The bin interval is (low,high]
func (*Stats) CreateBins ¶
CreateBins divides the sample space into nbins bins for tracking counts.
As samples are added, the count for the corresponding bin will be incremented and the sample value will not be stored.
This saves memory at the expense of granularity. Percentile() and Median() cannot be called after CreateBins() because they are no longer meaningful. Instead, use Bin(i) to inspect the distribution of data by bin. Any existing stored samples are discarded.
The bins created will be:
(-Inf,low], (low, s/nmid+low], (s/nmid+low, 2s/nmid], ..., (high,+Inf) where: s = high - low nmid = nbins-2
Thus, the space (high-low) is divided into nbins-2 equally sized pieces and the remaining two bins extend from -math.MaxFloat64 to low and high to math.MaxFloat64.

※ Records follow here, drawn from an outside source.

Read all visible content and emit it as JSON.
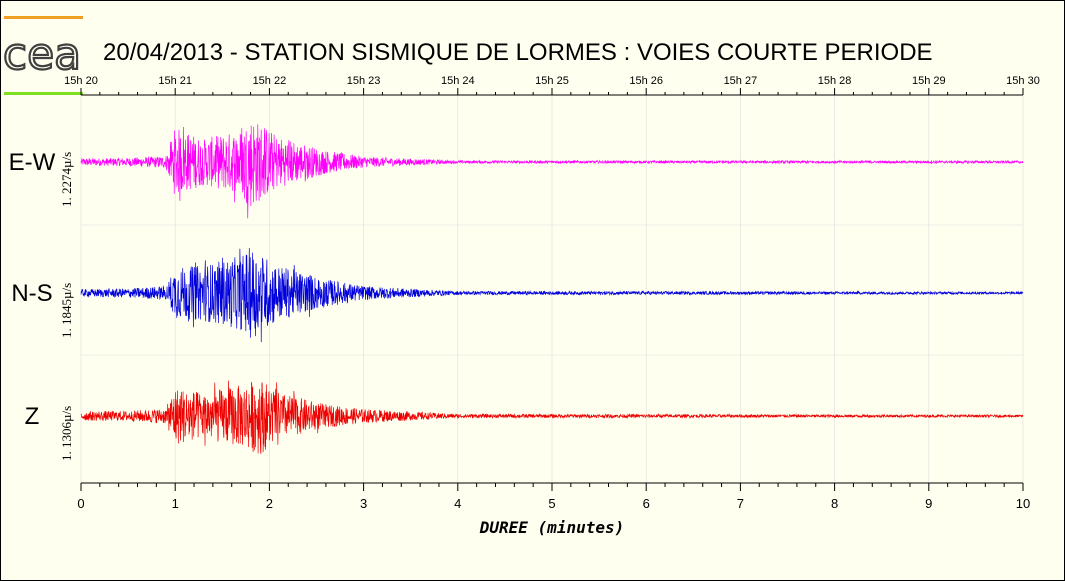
{
  "chart_data": {
    "type": "line",
    "title": "20/04/2013  -  STATION SISMIQUE DE LORMES : VOIES COURTE PERIODE",
    "xlabel": "DUREE (minutes)",
    "xlim": [
      0,
      10
    ],
    "x_ticks_bottom": [
      "0",
      "1",
      "2",
      "3",
      "4",
      "5",
      "6",
      "7",
      "8",
      "9",
      "10"
    ],
    "x_ticks_top": [
      "15h 20",
      "15h 21",
      "15h 22",
      "15h 23",
      "15h 24",
      "15h 25",
      "15h 26",
      "15h 27",
      "15h 28",
      "15h 29",
      "15h 30"
    ],
    "grid": true,
    "series": [
      {
        "name": "E-W",
        "amplitude_label": "1. 2274µ/s",
        "color": "#ff00ff",
        "envelope_x": [
          0,
          0.5,
          0.9,
          1.0,
          1.3,
          1.7,
          1.8,
          2.1,
          2.6,
          3.0,
          3.4,
          4.0,
          10
        ],
        "envelope_amp": [
          0.08,
          0.09,
          0.13,
          0.75,
          0.5,
          0.7,
          1.0,
          0.55,
          0.25,
          0.12,
          0.08,
          0.03,
          0.025
        ]
      },
      {
        "name": "N-S",
        "amplitude_label": "1. 1845µ/s",
        "color": "#0000dd",
        "envelope_x": [
          0,
          0.5,
          0.9,
          1.0,
          1.3,
          1.7,
          1.8,
          2.1,
          2.6,
          3.0,
          3.6,
          4.0,
          10
        ],
        "envelope_amp": [
          0.08,
          0.1,
          0.15,
          0.55,
          0.6,
          0.8,
          1.0,
          0.6,
          0.3,
          0.15,
          0.08,
          0.04,
          0.025
        ]
      },
      {
        "name": "Z",
        "amplitude_label": "1. 1306µ/s",
        "color": "#ee0000",
        "envelope_x": [
          0,
          0.5,
          0.9,
          1.0,
          1.3,
          1.7,
          1.9,
          2.1,
          2.6,
          3.0,
          3.6,
          4.0,
          10
        ],
        "envelope_amp": [
          0.12,
          0.13,
          0.2,
          0.75,
          0.6,
          0.8,
          1.0,
          0.6,
          0.3,
          0.18,
          0.1,
          0.05,
          0.03
        ]
      }
    ]
  },
  "logo": {
    "text": "cea",
    "color": "#404040"
  }
}
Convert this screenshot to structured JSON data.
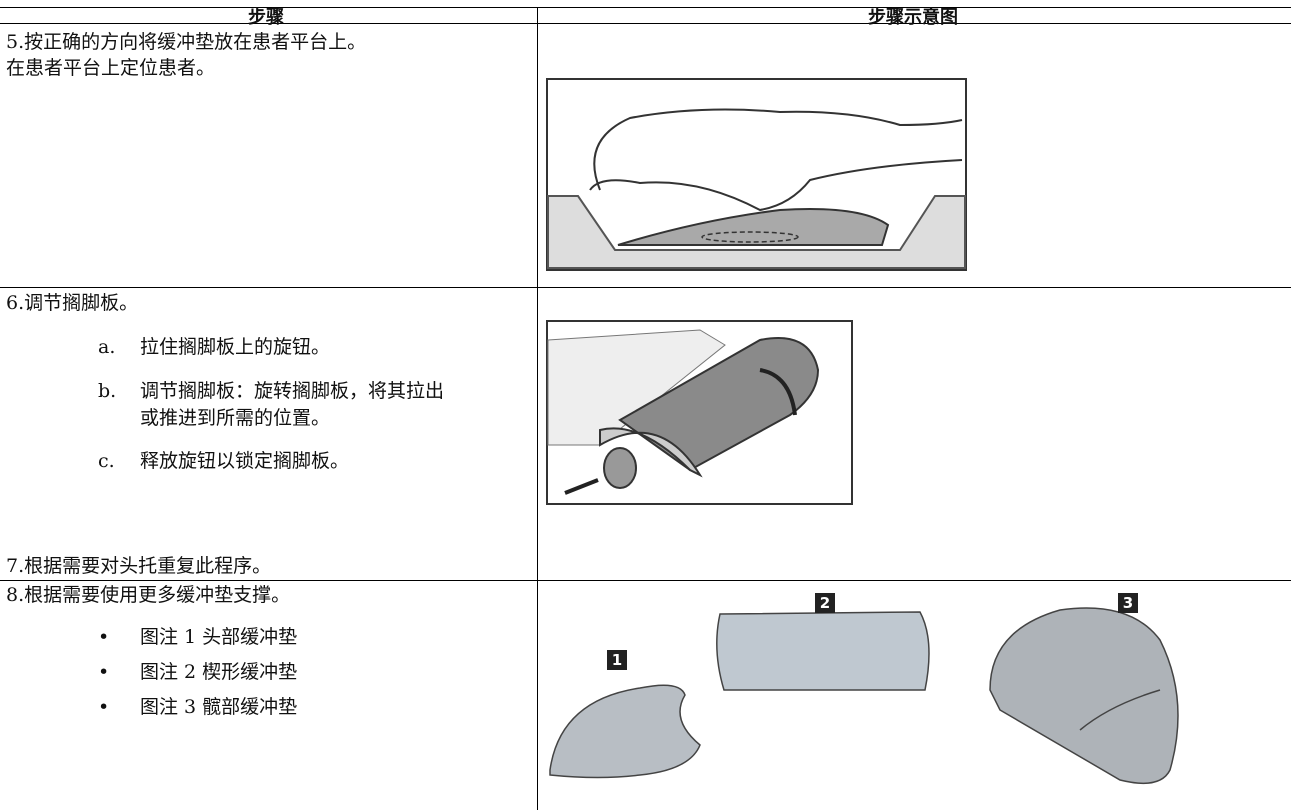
{
  "table": {
    "headers": [
      "步骤",
      "步骤示意图"
    ],
    "rows": [
      {
        "step": [
          "5.按正确的方向将缓冲垫放在患者平台上。",
          "在患者平台上定位患者。"
        ]
      },
      {
        "step": [
          "6.调节搁脚板。"
        ],
        "items": [
          {
            "marker": "a.",
            "text": [
              "拉住搁脚板上的旋钮。"
            ]
          },
          {
            "marker": "b.",
            "text": [
              "调节搁脚板：旋转搁脚板，将其拉出",
              "或推进到所需的位置。"
            ]
          },
          {
            "marker": "c.",
            "text": [
              "释放旋钮以锁定搁脚板。"
            ]
          }
        ],
        "footer": "7.根据需要对头托重复此程序。"
      },
      {
        "step": [
          "8.根据需要使用更多缓冲垫支撑。"
        ],
        "items": [
          {
            "marker": "•",
            "text": [
              "图注 1 头部缓冲垫"
            ]
          },
          {
            "marker": "•",
            "text": [
              "图注 2 楔形缓冲垫"
            ]
          },
          {
            "marker": "•",
            "text": [
              "图注 3 髋部缓冲垫"
            ]
          }
        ],
        "callouts": [
          "1",
          "2",
          "3"
        ]
      }
    ]
  }
}
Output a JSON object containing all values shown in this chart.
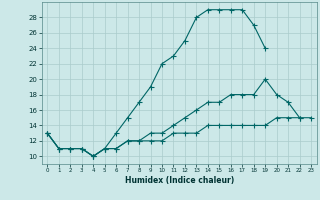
{
  "xlabel": "Humidex (Indice chaleur)",
  "bg_color": "#cce8e8",
  "grid_color": "#aacccc",
  "line_color": "#006666",
  "line1": {
    "x": [
      0,
      1,
      2,
      3,
      4,
      5,
      6,
      7,
      8,
      9,
      10,
      11,
      12,
      13,
      14,
      15,
      16,
      17,
      18,
      19
    ],
    "y": [
      13,
      11,
      11,
      11,
      10,
      11,
      13,
      15,
      17,
      19,
      22,
      23,
      25,
      28,
      29,
      29,
      29,
      29,
      27,
      24
    ]
  },
  "line2": {
    "x": [
      0,
      1,
      2,
      3,
      4,
      5,
      6,
      7,
      8,
      9,
      10,
      11,
      12,
      13,
      14,
      15,
      16,
      17,
      18,
      19,
      20,
      21,
      22
    ],
    "y": [
      13,
      11,
      11,
      11,
      10,
      11,
      11,
      12,
      12,
      13,
      13,
      14,
      15,
      16,
      17,
      17,
      18,
      18,
      18,
      20,
      18,
      17,
      15
    ]
  },
  "line3": {
    "x": [
      0,
      1,
      2,
      3,
      4,
      5,
      6,
      7,
      8,
      9,
      10,
      11,
      12,
      13,
      14,
      15,
      16,
      17,
      18,
      19,
      20,
      21,
      22,
      23
    ],
    "y": [
      13,
      11,
      11,
      11,
      10,
      11,
      11,
      12,
      12,
      12,
      12,
      13,
      13,
      13,
      14,
      14,
      14,
      14,
      14,
      14,
      15,
      15,
      15,
      15
    ]
  },
  "ylim": [
    9,
    30
  ],
  "xlim": [
    -0.5,
    23.5
  ],
  "yticks": [
    10,
    12,
    14,
    16,
    18,
    20,
    22,
    24,
    26,
    28
  ],
  "xticks": [
    0,
    1,
    2,
    3,
    4,
    5,
    6,
    7,
    8,
    9,
    10,
    11,
    12,
    13,
    14,
    15,
    16,
    17,
    18,
    19,
    20,
    21,
    22,
    23
  ],
  "marker_size": 1.8,
  "line_width": 0.8
}
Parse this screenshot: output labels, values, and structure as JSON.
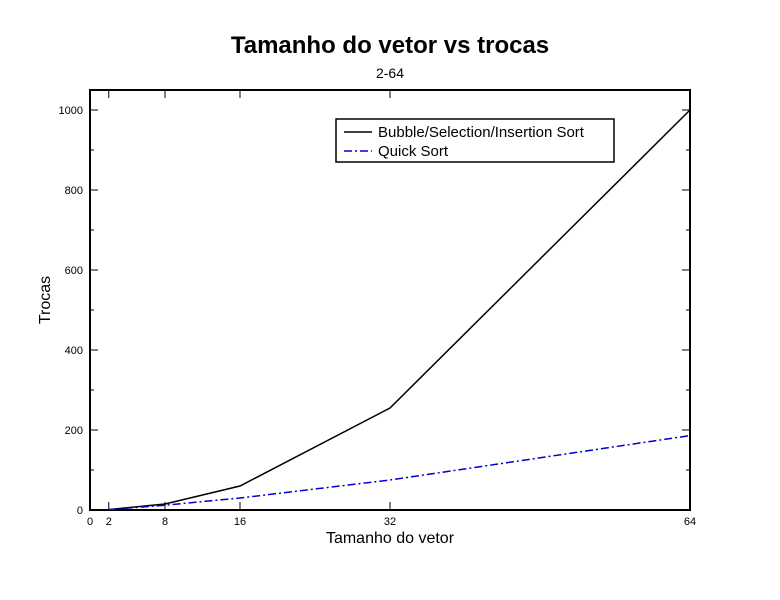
{
  "chart_data": {
    "type": "line",
    "title": "Tamanho do vetor vs trocas",
    "subtitle": "2-64",
    "xlabel": "Tamanho do vetor",
    "ylabel": "Trocas",
    "xlim": [
      0,
      64
    ],
    "ylim": [
      0,
      1050
    ],
    "xticks": [
      0,
      2,
      8,
      16,
      32,
      64
    ],
    "yticks": [
      0,
      200,
      400,
      600,
      800,
      1000
    ],
    "grid": false,
    "legend_position": "top-right",
    "series": [
      {
        "name": "Bubble/Selection/Insertion Sort",
        "color": "#000000",
        "style": "solid",
        "x": [
          2,
          8,
          16,
          32,
          64
        ],
        "y": [
          1,
          15,
          60,
          255,
          1000
        ]
      },
      {
        "name": "Quick Sort",
        "color": "#0000cc",
        "style": "dash-dot",
        "x": [
          2,
          8,
          16,
          32,
          64
        ],
        "y": [
          1,
          12,
          30,
          75,
          186
        ]
      }
    ]
  }
}
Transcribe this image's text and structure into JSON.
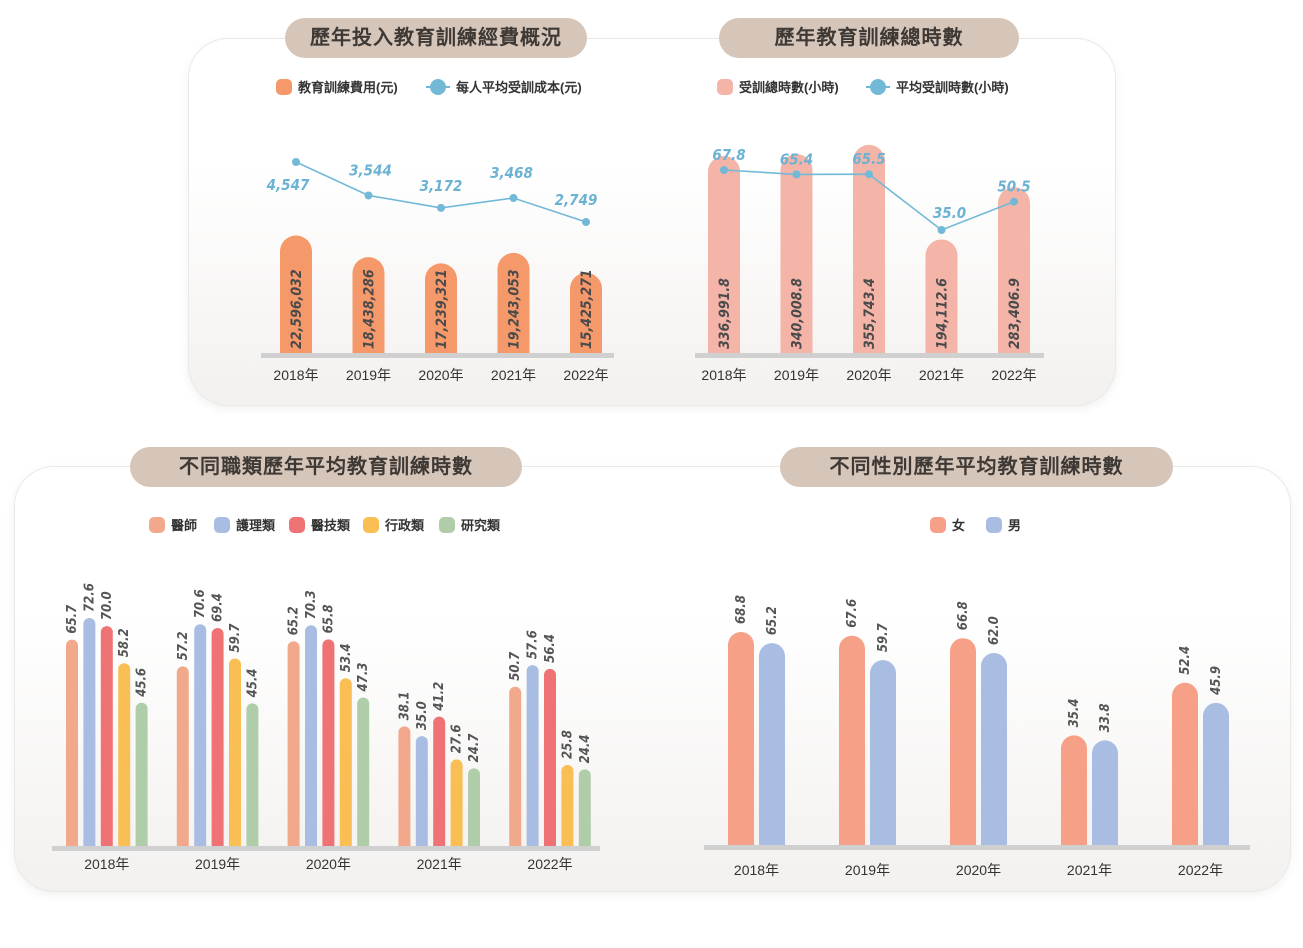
{
  "chart_data": [
    {
      "id": "cost",
      "type": "bar+line",
      "title": "歷年投入教育訓練經費概況",
      "categories": [
        "2018年",
        "2019年",
        "2020年",
        "2021年",
        "2022年"
      ],
      "series": [
        {
          "name": "教育訓練費用(元)",
          "type": "bar",
          "color": "#f5986a",
          "values": [
            22596032,
            18438286,
            17239321,
            19243053,
            15425271
          ],
          "labels": [
            "22,596,032",
            "18,438,286",
            "17,239,321",
            "19,243,053",
            "15,425,271"
          ]
        },
        {
          "name": "每人平均受訓成本(元)",
          "type": "line",
          "color": "#72b9d7",
          "values": [
            4547,
            3544,
            3172,
            3468,
            2749
          ],
          "labels": [
            "4,547",
            "3,544",
            "3,172",
            "3,468",
            "2,749"
          ]
        }
      ],
      "bar_ylim": [
        0,
        25000000
      ],
      "line_ylim": [
        2000,
        5500
      ]
    },
    {
      "id": "hours",
      "type": "bar+line",
      "title": "歷年教育訓練總時數",
      "categories": [
        "2018年",
        "2019年",
        "2020年",
        "2021年",
        "2022年"
      ],
      "series": [
        {
          "name": "受訓總時數(小時)",
          "type": "bar",
          "color": "#f4b4a8",
          "values": [
            336991.8,
            340008.8,
            355743.4,
            194112.6,
            283406.9
          ],
          "labels": [
            "336,991.8",
            "340,008.8",
            "355,743.4",
            "194,112.6",
            "283,406.9"
          ]
        },
        {
          "name": "平均受訓時數(小時)",
          "type": "line",
          "color": "#72b9d7",
          "values": [
            67.8,
            65.4,
            65.5,
            35.0,
            50.5
          ],
          "labels": [
            "67.8",
            "65.4",
            "65.5",
            "35.0",
            "50.5"
          ]
        }
      ],
      "bar_ylim": [
        0,
        400000
      ],
      "line_ylim": [
        20,
        80
      ]
    },
    {
      "id": "job",
      "type": "bar",
      "title": "不同職類歷年平均教育訓練時數",
      "categories": [
        "2018年",
        "2019年",
        "2020年",
        "2021年",
        "2022年"
      ],
      "series": [
        {
          "name": "醫師",
          "color": "#f2a98b",
          "values": [
            65.7,
            57.2,
            65.2,
            38.1,
            50.7
          ]
        },
        {
          "name": "護理類",
          "color": "#a9bde2",
          "values": [
            72.6,
            70.6,
            70.3,
            35.0,
            57.6
          ]
        },
        {
          "name": "醫技類",
          "color": "#ef7374",
          "values": [
            70.0,
            69.4,
            65.8,
            41.2,
            56.4
          ]
        },
        {
          "name": "行政類",
          "color": "#f9bf55",
          "values": [
            58.2,
            59.7,
            53.4,
            27.6,
            25.8
          ]
        },
        {
          "name": "研究類",
          "color": "#afcda8",
          "values": [
            45.6,
            45.4,
            47.3,
            24.7,
            24.4
          ]
        }
      ],
      "ylim": [
        0,
        80
      ]
    },
    {
      "id": "gender",
      "type": "bar",
      "title": "不同性別歷年平均教育訓練時數",
      "categories": [
        "2018年",
        "2019年",
        "2020年",
        "2021年",
        "2022年"
      ],
      "series": [
        {
          "name": "女",
          "color": "#f6a087",
          "values": [
            68.8,
            67.6,
            66.8,
            35.4,
            52.4
          ]
        },
        {
          "name": "男",
          "color": "#a9bde2",
          "values": [
            65.2,
            59.7,
            62.0,
            33.8,
            45.9
          ]
        }
      ],
      "ylim": [
        0,
        80
      ]
    }
  ]
}
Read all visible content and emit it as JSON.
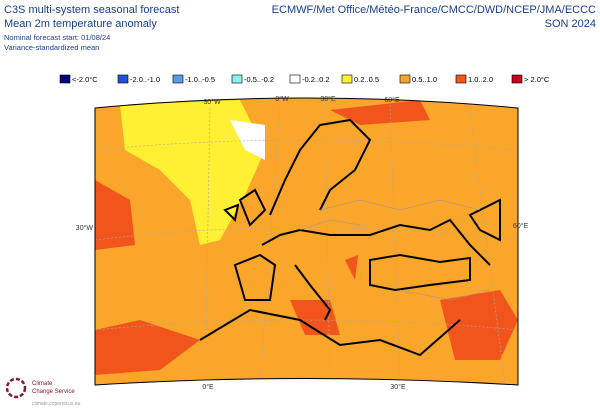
{
  "header": {
    "title_left": [
      "C3S multi-system seasonal forecast",
      "Mean 2m temperature anomaly"
    ],
    "subtitle_left": [
      "Nominal forecast start: 01/08/24",
      "Variance-standardized mean"
    ],
    "title_right": [
      "ECMWF/Met Office/Météo-France/CMCC/DWD/NCEP/JMA/ECCC",
      "SON 2024"
    ]
  },
  "legend": {
    "items": [
      {
        "label": "<-2.0°C",
        "color": "#00007f"
      },
      {
        "label": "-2.0..-1.0",
        "color": "#1f4fe0"
      },
      {
        "label": "-1.0..-0.5",
        "color": "#5a9be8"
      },
      {
        "label": "-0.5..-0.2",
        "color": "#8ff0f0"
      },
      {
        "label": "-0.2..0.2",
        "color": "#ffffff"
      },
      {
        "label": "0.2..0.5",
        "color": "#fff033"
      },
      {
        "label": "0.5..1.0",
        "color": "#f9a62a"
      },
      {
        "label": "1.0..2.0",
        "color": "#f2551c"
      },
      {
        "label": "> 2.0°C",
        "color": "#c8001a"
      }
    ]
  },
  "map": {
    "top_labels": [
      "30°W",
      "0°W",
      "30°E",
      "60°E"
    ],
    "left_label": "30°W",
    "right_label": "60°E",
    "bottom_labels": [
      "0°E",
      "30°E"
    ]
  },
  "logo": {
    "name": [
      "Climate",
      "Change Service"
    ],
    "url": "climate.copernicus.eu"
  }
}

Low must be strictly less than high, so nbins must be at least 3.
func (*Stats) CreateBinsDiscard ¶
CreateBinsDiscard is shorthand for calling CreateBins(nbins, ...) with low value s.Percentile(discardPct) and high value s.Percentile(1-discardPct) with a check to make sure enough samples have been collected to make discardPct meaningful (1/discardPct samples are required).
func (Stats) Median ¶
Median returns the median of the samples.
It may not be called after CreateBins, which discards the samples from which the percentile is calculated.
func (Stats) Percentile ¶
Percentile returns the sample value at the given percentile.
It may not be called after CreateBins, which discards the samples from which the percentile is calculated.